Hadir dalam pertemuan di Riau itu antara lain Duta Besar Uni Eropa untuk RI Julian Wilson serta duta besar dan perwakilan dari Finlandia, Ceko, Inggris, Jerman, Belanda, Spanyol, Italia, Belgia, dan Luksemburg. Perwakilan negara Eropa ini juga berkunjung ke petani plasma sawit PTPN V di Kampar.
Menurut Asmar, pemerintah negara-negara Eropa seolah lepas tangan terhadap kampanye negatif yang dilancarkan LSM internasional atas produk CPO Indonesia.
”Mereka mengaku tak terlibat dengan kampanye negatif LSM internasional. Mereka balik menuduh, kesulitan kami mengembangkan perkebunan sawit karena Pemerintah Indonesia yang membatasi sendiri. Kan yang ingin agar emisi karbon berkurang 26-41 persen pada 2020 Presiden Indonesia, bukan negara-negara Eropa. Yang ingin moratorium juga Pemerintah Indonesia,” tutur Asmar.
Sekretaris Gabungan Pengusaha Kelapa Sawit Indonesia (Gapki) Sumatera Utara Timbas P Ginting menjelaskan, pengusaha kelapa sawit Indonesia mengungkapkan ketidakadilan bagi negara berkembang yang harus menjaga hutan, sementara kerusakan hutan di negara-negara maju telah terjadi sebelumnya.

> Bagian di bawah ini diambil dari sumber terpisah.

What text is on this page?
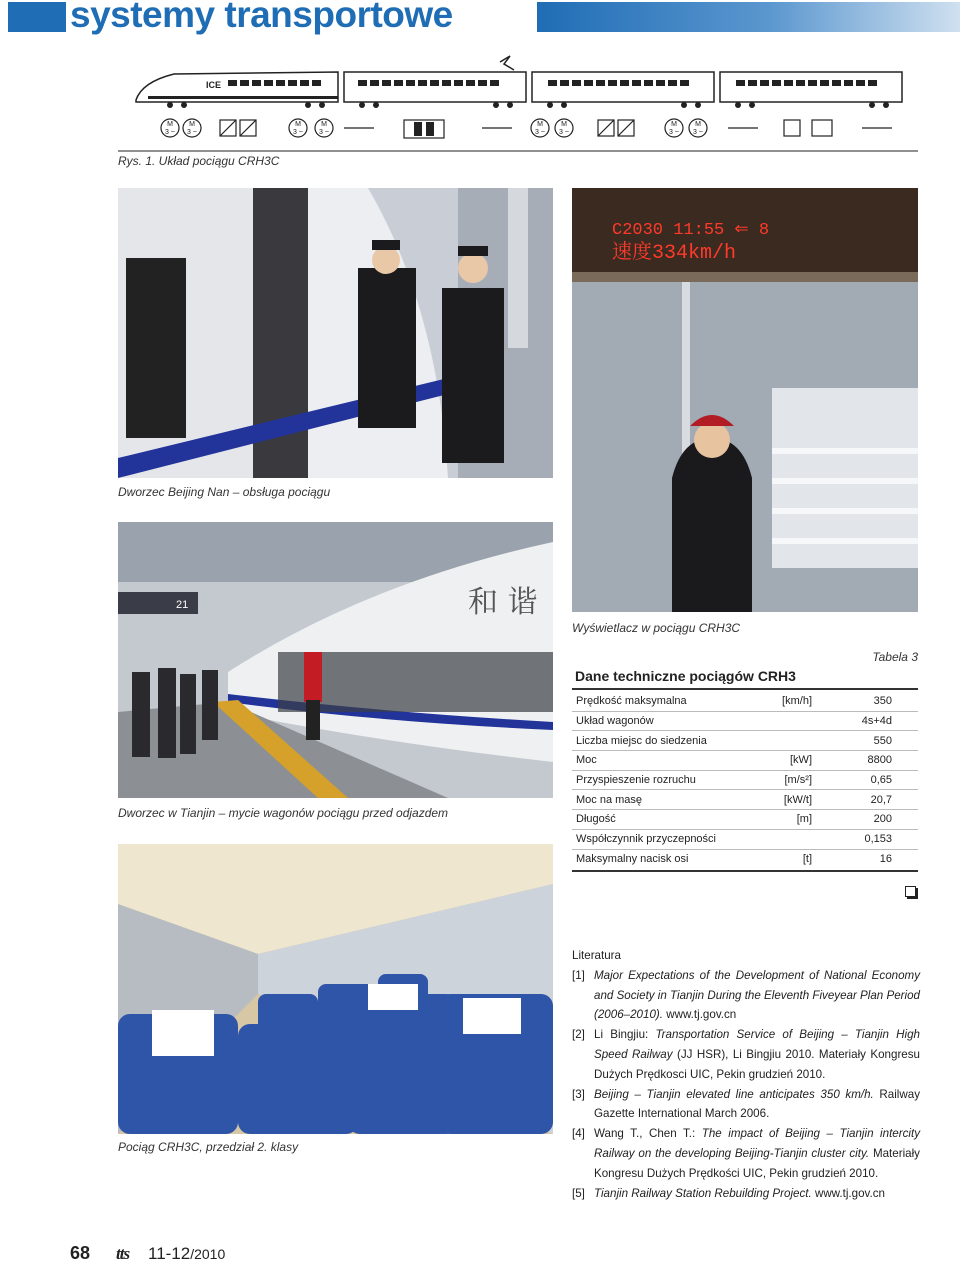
systemy transportowe
ICE
M
3 ~
M
3 ~
M
3 ~
M
3 ~
M
3 ~
M
3 ~
M
3 ~
M
3 ~
Rys. 1. Układ pociągu CRH3C
Dworzec Beijing Nan – obsługa pociągu
C2030 11:55 ⇐ 8
速度334km/h
Wyświetlacz w pociągu CRH3C
21	和 谐
Dworzec w Tianjin – mycie wagonów pociągu przed odjazdem
Pociąg CRH3C, przedział 2. klasy
Tabela 3
Dane techniczne pociągów CRH3
Prędkość maksymalna	[km/h]	350
Układ wagonów	4s+4d
Liczba miejsc do siedzenia	550
Moc	[kW]	8800
Przyspieszenie rozruchu	[m/s²]	0,65
Moc na masę	[kW/t]	20,7
Długość	[m]	200
Współczynnik przyczepności	0,153
Maksymalny nacisk osi	[t]	16
Literatura
[1] Major Expectations of the Development of National Economy and Society in Tianjin During the Eleventh Fiveyear Plan Period (2006–2010). www.tj.gov.cn
[2] Li Bingjiu: Transportation Service of Beijing – Tianjin High Speed Railway (JJ HSR), Li Bingjiu 2010. Materiały Kongresu Dużych Prędkosci UIC, Pekin grudzień 2010.
[3] Beijing – Tianjin elevated line anticipates 350 km/h. Railway Gazette International March 2006.
[4] Wang T., Chen T.: The impact of Beijing – Tianjin intercity Railway on the developing Beijing-Tianjin cluster city. Materiały Kongresu Dużych Prędkości UIC, Pekin grudzień 2010.
[5] Tianjin Railway Station Rebuilding Project. www.tj.gov.cn
68 tts 11-12/2010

”Kebun sawit di Indonesia dan Malaysia hanya 15 juta hektar, sementara berapa banyak hutan di Eropa yang hilang karena mereka menanam bunga matahari. Ini kan persoalan persaingan minyak nabati,” ujar Timbas.

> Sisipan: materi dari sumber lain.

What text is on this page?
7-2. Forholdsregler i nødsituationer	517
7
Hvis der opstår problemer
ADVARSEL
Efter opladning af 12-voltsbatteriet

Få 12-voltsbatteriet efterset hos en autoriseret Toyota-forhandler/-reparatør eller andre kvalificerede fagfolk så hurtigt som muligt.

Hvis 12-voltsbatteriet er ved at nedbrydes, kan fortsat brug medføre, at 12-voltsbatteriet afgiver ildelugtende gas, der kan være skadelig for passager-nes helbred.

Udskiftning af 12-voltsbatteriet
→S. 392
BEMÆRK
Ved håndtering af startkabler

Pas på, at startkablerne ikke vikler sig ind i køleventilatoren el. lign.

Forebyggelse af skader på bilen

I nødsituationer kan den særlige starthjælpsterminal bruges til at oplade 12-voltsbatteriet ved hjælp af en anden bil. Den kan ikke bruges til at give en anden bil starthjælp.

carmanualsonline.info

Gapki Sumatera Selatan mengaku belum mampu merealisasikan rencana investasi industri hilir kelapa sawit. Alasannya, mereka terkendala kebijakan pemerintah dan perbankan yang belum berpihak kepada pengusaha.
Padahal, menurut anggota Gapki Sumsel, Hari Hartanto, peluang untuk menggarap industri hilir terbuka lebar karena Sumsel surplus produksi CPO.